Ellie puts the key into the ignition. The engine turns, rumbling softly, and lighting up the radio console. KCOH is running a predinner debate on its boards: “Christmas or Kwanzaa, people?” The host, Big Mike, chuckles at his own personal act of provocation. He announces the phone lines are open, before playing a scratchy recording of Otis Redding’s “White Christmas.” The horns sting Jay, so painful are the memories riding on that sound. He had just gotten used to the idea of the tree–erect, but undecorated still, in a corner of their living room–and now there’s music too, the breadth of his loss finding a new sense to explore. It kills him to think that there are notes of his life that will never be played again, save by rolling in circles in his mind, old recordings on a turntable.

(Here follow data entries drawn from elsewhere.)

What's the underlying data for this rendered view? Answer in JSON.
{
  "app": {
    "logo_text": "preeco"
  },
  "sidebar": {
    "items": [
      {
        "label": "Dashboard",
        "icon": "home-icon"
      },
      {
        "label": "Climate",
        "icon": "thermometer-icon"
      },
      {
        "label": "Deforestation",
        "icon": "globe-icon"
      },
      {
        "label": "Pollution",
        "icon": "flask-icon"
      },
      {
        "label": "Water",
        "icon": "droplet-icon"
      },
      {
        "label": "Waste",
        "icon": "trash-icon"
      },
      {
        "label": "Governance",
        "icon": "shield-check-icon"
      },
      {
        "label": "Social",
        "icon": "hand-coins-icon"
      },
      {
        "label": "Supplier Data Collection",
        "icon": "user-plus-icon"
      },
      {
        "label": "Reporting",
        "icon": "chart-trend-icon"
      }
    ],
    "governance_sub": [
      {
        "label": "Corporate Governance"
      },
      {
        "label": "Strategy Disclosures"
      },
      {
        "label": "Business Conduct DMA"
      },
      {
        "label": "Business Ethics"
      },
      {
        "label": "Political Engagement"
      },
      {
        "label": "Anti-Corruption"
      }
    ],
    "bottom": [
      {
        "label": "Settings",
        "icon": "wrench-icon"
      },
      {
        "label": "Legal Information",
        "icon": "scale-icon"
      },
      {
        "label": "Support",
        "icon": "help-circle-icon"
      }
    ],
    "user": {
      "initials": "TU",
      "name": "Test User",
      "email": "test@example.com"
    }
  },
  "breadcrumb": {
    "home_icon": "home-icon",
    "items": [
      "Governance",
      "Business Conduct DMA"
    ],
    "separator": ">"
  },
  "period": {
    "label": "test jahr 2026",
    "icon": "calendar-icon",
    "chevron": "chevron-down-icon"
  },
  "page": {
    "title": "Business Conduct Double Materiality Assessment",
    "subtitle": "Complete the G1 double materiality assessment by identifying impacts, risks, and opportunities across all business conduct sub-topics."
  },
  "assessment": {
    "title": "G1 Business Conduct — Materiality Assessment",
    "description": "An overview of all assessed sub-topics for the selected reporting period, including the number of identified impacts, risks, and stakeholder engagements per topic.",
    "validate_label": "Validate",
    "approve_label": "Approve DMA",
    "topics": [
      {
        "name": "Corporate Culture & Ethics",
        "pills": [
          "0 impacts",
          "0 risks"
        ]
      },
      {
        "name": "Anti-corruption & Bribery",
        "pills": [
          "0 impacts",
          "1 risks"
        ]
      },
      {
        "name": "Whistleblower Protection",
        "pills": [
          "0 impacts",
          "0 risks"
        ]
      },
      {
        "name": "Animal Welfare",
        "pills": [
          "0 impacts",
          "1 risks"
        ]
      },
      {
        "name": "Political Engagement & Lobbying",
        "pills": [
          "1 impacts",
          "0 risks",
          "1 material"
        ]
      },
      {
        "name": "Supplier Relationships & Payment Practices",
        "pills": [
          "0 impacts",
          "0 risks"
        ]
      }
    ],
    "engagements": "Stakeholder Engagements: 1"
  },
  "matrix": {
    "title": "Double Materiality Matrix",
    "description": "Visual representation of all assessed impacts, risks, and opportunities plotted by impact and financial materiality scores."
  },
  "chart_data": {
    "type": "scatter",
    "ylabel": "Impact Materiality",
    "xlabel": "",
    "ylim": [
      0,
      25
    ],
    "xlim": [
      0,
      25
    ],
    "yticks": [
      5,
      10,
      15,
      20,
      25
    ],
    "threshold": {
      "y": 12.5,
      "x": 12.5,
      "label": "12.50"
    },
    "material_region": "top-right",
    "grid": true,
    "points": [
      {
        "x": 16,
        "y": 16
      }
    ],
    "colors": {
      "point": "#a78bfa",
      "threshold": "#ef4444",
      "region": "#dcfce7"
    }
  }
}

Ellie pulls the car out of its parking space, narrowly missing the tail end of a Subaru as she turns the wheel. Jay tells her to make a right turn out of the lot, as Big Mike announces the first caller, Danielle, from Northside Village. “Now, I’m a Christian, y’all, but I do think we need to have our own celebrations.”
The next caller, Don, from Fifth Ward, takes it a step further, starting with “Assalamu ’laikum, brother,” before launching into a lecture about Christ being a tool to keep the black man down since slavery time. “Brother Farrakhan is our true prophet and the Nation of Islam our true religious home.”
“You telling me you never gon’ eat another Christmas ham?” Big Mike says, with no small amount of skepticism. “You had me up till that point.”
“Naw, brother, I’m done with that hog.”
“I’ll eat his, shoot,” the next caller, “Bullet, they call me,” says. “I was raised in the church, I was raised in Christ, and I’m gon’ eat what the lord provide, pork, beef, or chicken. We got to raise these kids out here with Jesus.”
Jay reaches for the knob, turning down the volume.
“Don’t ever do that again,” he says. “Don’t you ever walk out of school and get on a city bus without telling me where you are, you understand me?”
“Okay.”
“ ’Cause I could show you autopsy photos of what happens to a girl walking around this city alone–”
“I said, ‘Okay.’”
“I’m serious, El.”
“Okay.”
“I don’t know what you and your mother talked about, at the end, I don’t know what she said to you, but I need you to understand–”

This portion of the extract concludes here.